«Коммунисты, вперед!» — призвал комиссар Черемных на переправе через Десну осенью сорок первого года. Мне не забыть тот день. На мосту стоял коммунист и звал за собой коммунистов, и люди пошли под развернутым знаменем, может быть, на смерть, не думая о ней, помня только о том, что в эту минуту нет для них другого, более важного н а д о.
В ту минуту мне показалось, что это не Черемных, а мой папа повел за собой солдат. Пусть не осудит меня читатель за излишнюю дочернюю любовь к отцу.
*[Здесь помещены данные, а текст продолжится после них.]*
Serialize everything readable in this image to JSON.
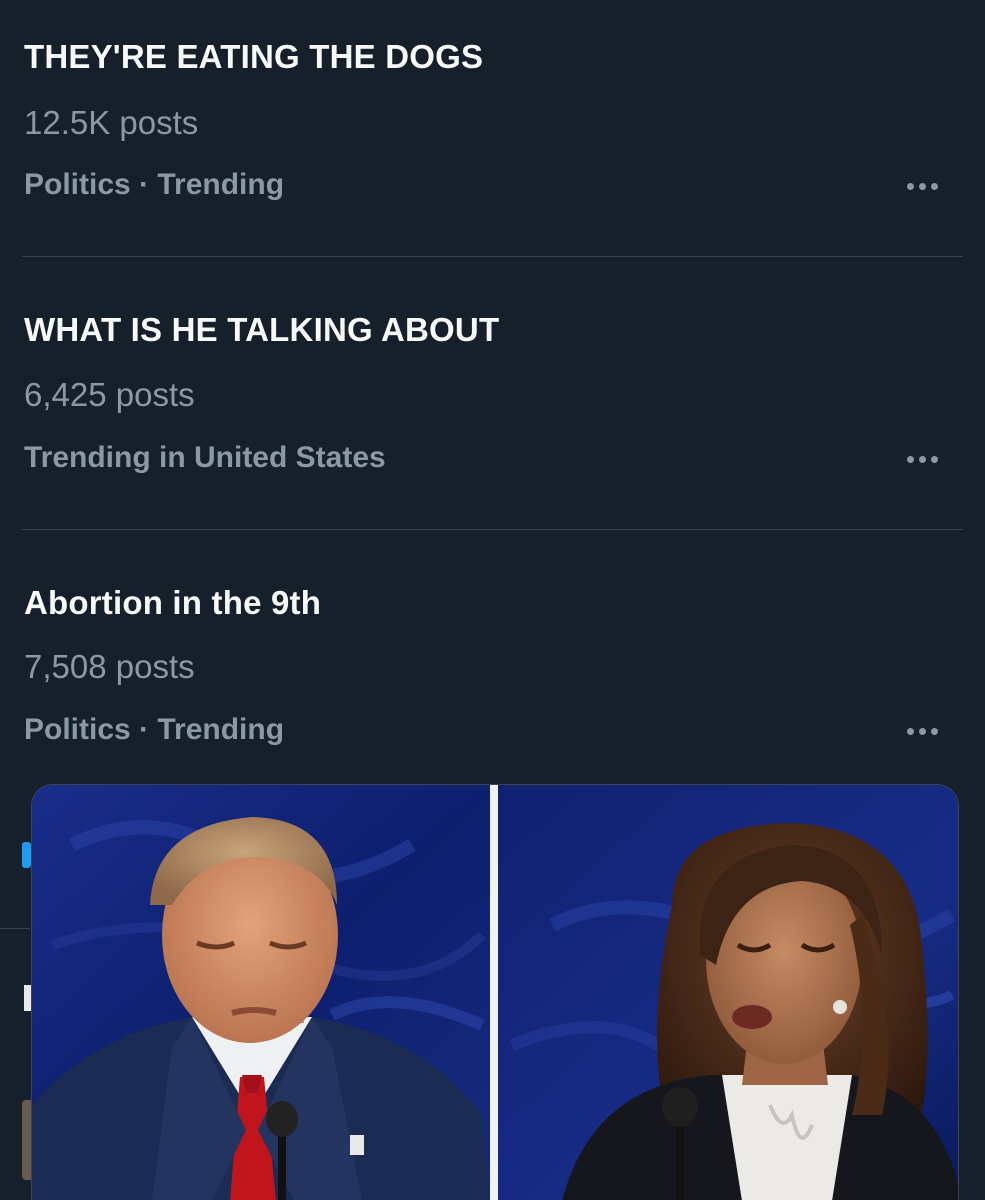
{
  "trends": [
    {
      "title": "THEY'RE EATING THE DOGS",
      "count": "12.5K posts",
      "meta": "Politics · Trending"
    },
    {
      "title": "WHAT IS HE TALKING ABOUT",
      "count": "6,425 posts",
      "meta": "Trending in United States"
    },
    {
      "title": "Abortion in the 9th",
      "count": "7,508 posts",
      "meta": "Politics · Trending"
    }
  ],
  "media_popup": {
    "left_panel": "man-at-podium-photo",
    "right_panel": "woman-at-podium-photo",
    "background_color": "#0c1c5c"
  },
  "colors": {
    "background": "#15202b",
    "primary_text": "#f7f9f9",
    "secondary_text": "#8b98a5",
    "divider": "#38444d",
    "accent": "#1d9bf0"
  }
}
Во всем этом не просто память об умершем еще до войны папе. Здесь нечто высшее, то, что он старался передать мне: дисциплину воли и твердость в понимании и выполнении своего долга.
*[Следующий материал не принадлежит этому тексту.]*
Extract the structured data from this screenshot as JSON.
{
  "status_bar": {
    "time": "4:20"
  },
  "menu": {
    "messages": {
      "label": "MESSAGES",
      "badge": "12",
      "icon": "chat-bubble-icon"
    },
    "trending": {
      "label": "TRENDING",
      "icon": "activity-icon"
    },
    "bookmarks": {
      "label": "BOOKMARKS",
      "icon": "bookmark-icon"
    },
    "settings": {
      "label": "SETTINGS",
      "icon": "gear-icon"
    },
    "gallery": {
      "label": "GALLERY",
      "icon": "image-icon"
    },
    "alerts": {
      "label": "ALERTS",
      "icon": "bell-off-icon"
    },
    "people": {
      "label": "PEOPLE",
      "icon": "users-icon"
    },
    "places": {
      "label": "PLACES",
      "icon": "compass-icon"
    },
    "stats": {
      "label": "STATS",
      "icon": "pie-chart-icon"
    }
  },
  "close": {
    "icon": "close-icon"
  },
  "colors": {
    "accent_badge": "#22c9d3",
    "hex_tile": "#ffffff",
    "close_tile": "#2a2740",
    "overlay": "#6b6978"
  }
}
Война началась, и прозвучало ее грозное н а д о. Был бы жив папа, мы, может, и воевали бы вместе. Но папы не было, и я пошла на фронт за двоих: за него и за себя.
Вопрос Колбинского поставил меня в тупик. Привитое с детства правило подчиняться общему для всех порядку боролось с искренним восхищением, которое невольно вызывала настойчивость лейтенанта, разыскавшего свою часть. Тем более, что и мне это было близко и понятно: он, как и я когда-то в Керчи, думал о своем батальоне, как о родном доме, о своих товарищах, как о самых близких и родных людях, и не в силах был расстаться с ними. Чего стоит человек, которому все равно, где работать: на том или ином заводе, в той или другой части? На любом поприще он должен отдавать свои силы и знания с неизменным огоньком души, переживать общие успехи и неудачи, то есть жить жизнью коллектива, болеть за свой цех, завод, батальон, быть его неизменным патриотам. Равнодушные люди, по-моему, просто неполноценны. В них нет какого-то винтика, который делает труд — самый тяжелый — прекрасным, а жизнь, несмотря на все ее невзгоды, счастливой.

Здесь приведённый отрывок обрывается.